You don’t need to be a numbers geek to know that the pandemic wreaked havoc on the hospitality industry, here and elsewhere. Travel stopped, dining in became a dare and the workforce disappeared. None of the 19 large groupings, or sectors, of the local economy took so much of the pandemic’s punch.
The hospitality sector encompasses both accommodation establishments and those of eating, drinking, catering and sipping (of the coffee variety).
In the greater Tri-Cities, it has been the seventh largest, by employment, over the past decade. As a result, the sector’s large layoffs greatly added to the pandemic spike in unemployment.
The rate averaged 8.9% in 2020, after having declined to a multi-year low of 5.8% in 2018.
Yet, the recovery of the sector in 2021 has been nothing short of astonishing.
Benton-Franklin Trends’ graph, “Total Accommodation Retail Sales,” shows a breathtaking plunge in its 2020 revenues, to levels not seen since 2006. It also depicts a recovery in 2021 of 70% year over year. The recovery in the eating and drinking sub-sector wasn’t quite as dramatic, with a 34% increase over 2020 levels.
Has the sector now regained its pre-pandemic footing? The short answer is yes, but it is not setting the pace observed in the immediate recovery stages. In the second quarter of last year, the most recent period available, accommodation revenues were up about 14% over the same quarter in 2019, on average over all such businesses in the two counties.
Food services performed better, with a 24% average increase over the second quarter of 2019 for all such businesses in the two counties.
On the surface, these are impressive gains.
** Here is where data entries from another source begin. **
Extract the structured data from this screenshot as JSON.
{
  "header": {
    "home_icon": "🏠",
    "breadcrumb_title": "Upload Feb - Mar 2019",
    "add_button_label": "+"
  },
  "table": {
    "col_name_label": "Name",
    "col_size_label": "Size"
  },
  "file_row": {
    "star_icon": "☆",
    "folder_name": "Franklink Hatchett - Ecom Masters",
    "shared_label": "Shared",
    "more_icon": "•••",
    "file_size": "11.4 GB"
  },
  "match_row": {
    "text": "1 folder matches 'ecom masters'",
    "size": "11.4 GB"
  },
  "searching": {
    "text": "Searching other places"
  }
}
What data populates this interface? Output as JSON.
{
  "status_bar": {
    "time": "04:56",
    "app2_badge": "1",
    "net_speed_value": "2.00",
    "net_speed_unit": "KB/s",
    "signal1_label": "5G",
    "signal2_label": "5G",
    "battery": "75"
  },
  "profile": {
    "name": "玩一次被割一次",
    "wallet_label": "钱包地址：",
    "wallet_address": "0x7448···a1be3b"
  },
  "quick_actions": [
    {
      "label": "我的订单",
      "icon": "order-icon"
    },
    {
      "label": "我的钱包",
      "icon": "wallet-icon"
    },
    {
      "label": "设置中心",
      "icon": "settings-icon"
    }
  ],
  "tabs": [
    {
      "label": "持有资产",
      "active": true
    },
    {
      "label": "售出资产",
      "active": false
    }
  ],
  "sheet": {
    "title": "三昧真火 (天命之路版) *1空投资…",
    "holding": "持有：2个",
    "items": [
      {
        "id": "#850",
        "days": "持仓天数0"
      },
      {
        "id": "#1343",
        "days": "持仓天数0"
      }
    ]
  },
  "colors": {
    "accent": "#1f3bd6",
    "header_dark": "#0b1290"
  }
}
But do they translate in impressive gains in operator income? Likely not.
We obviously don’t have access to the collective profit and loss statements of all these firms. But we can track total wage costs, thanks to data from the Washington Employment Security Department (ESD). This is likely the largest cost category for all hospitality operators.
A comparison of the second quarter in pre-pandemic year 2019 to post-pandemic year 2022 is revealing. Total wages paid in the accommodations sector rose dramatically: 32% in Benton County and 24% in Franklin County. Clearly, the rise of this cost category significantly outstripped the revenue increase over the same three-year period.
And for food services? The ESD reports reveal similar double-digit increases in total labor costs: 23% in Benton County and 27% in Franklin County.
Since sales increases averaged 24% for the two counties over the same period, the bottom line of restaurants, bars and cafes was likely not as impacted as those of hotels. But the unprecedented increases in hourly wages, widely reported in the financial press, are certainly challenging profitability of these establishments.
And the outlook for the businesses that make up the hospitality sector? Barring a deep recession, revenues are likely to hold up this year.
Business travel is likely to pick up, but not at a fast pace, as work routines return to normal, even if it’s a new normal.
Leisure travel likely will remain strong, with its strength depending on the ability of the Tri-Cities to stage compelling events and promote general tourism. Perhaps the new blend of travel, “bleisure,” will add extra days to business travel visits.
Food services will gain, of course, from a recovery in travel. More important, however, will be the area’s anticipated population growth.
State demographers at the Washington Office of Financial Management forecast that of all the metro areas in the state, the greater Tri-Cities will grow the fastest. Between 2022-25, the “middle” forecast calls for an additional 15,000 inhabitants in the two counties and between 2022 and the end of the decade, 38,000. These new Tri-Citians will create strong tail winds for food service businesses.
But will the hospitality workforce grow at the same pace? An outlook on the labor force doesn’t seem to offer much optimism. For sure, the workforce in the sector certainly has grown over the past three years.
In the second quarter of last year, employment was about 10,260, or about 2,000 more than in the same quarter during pandemic year 2020. Notably, that count was a bit above the pre-pandemic quarter of 2019, at about 9,900.
But the population of the two counties, as seen in Trends data, has grown by over 15,000, or by at least 5%, over the past three years.
If the staffing to the population ratio were to remain roughly the same as in 2019, this would mean that local hospitality business would currently employ 200 to 250 more. Undoubtedly, operators have adjusted to lower labor availability, but it is this writer’s hunch that more applicants would be welcome.
And that gap between demand and supply may only get larger with the projected population increases in the two counties.
Higher wages likely have retained and even attracted new workers. The data show that this is especially the case for teenagers, and to a much lesser degree, older working adults. At this point, however, we simply don’t know whether forecasted higher population will translate into a larger hospitality workforce.
Patrick Jones is the executive director for Eastern Washington University’s Institute for Public Policy & Economic Analysis. Benton-Franklin Trends, the institute’s project, uses local, state and federal data to measure the local economic, educational and civic life of Benton and Franklin counties.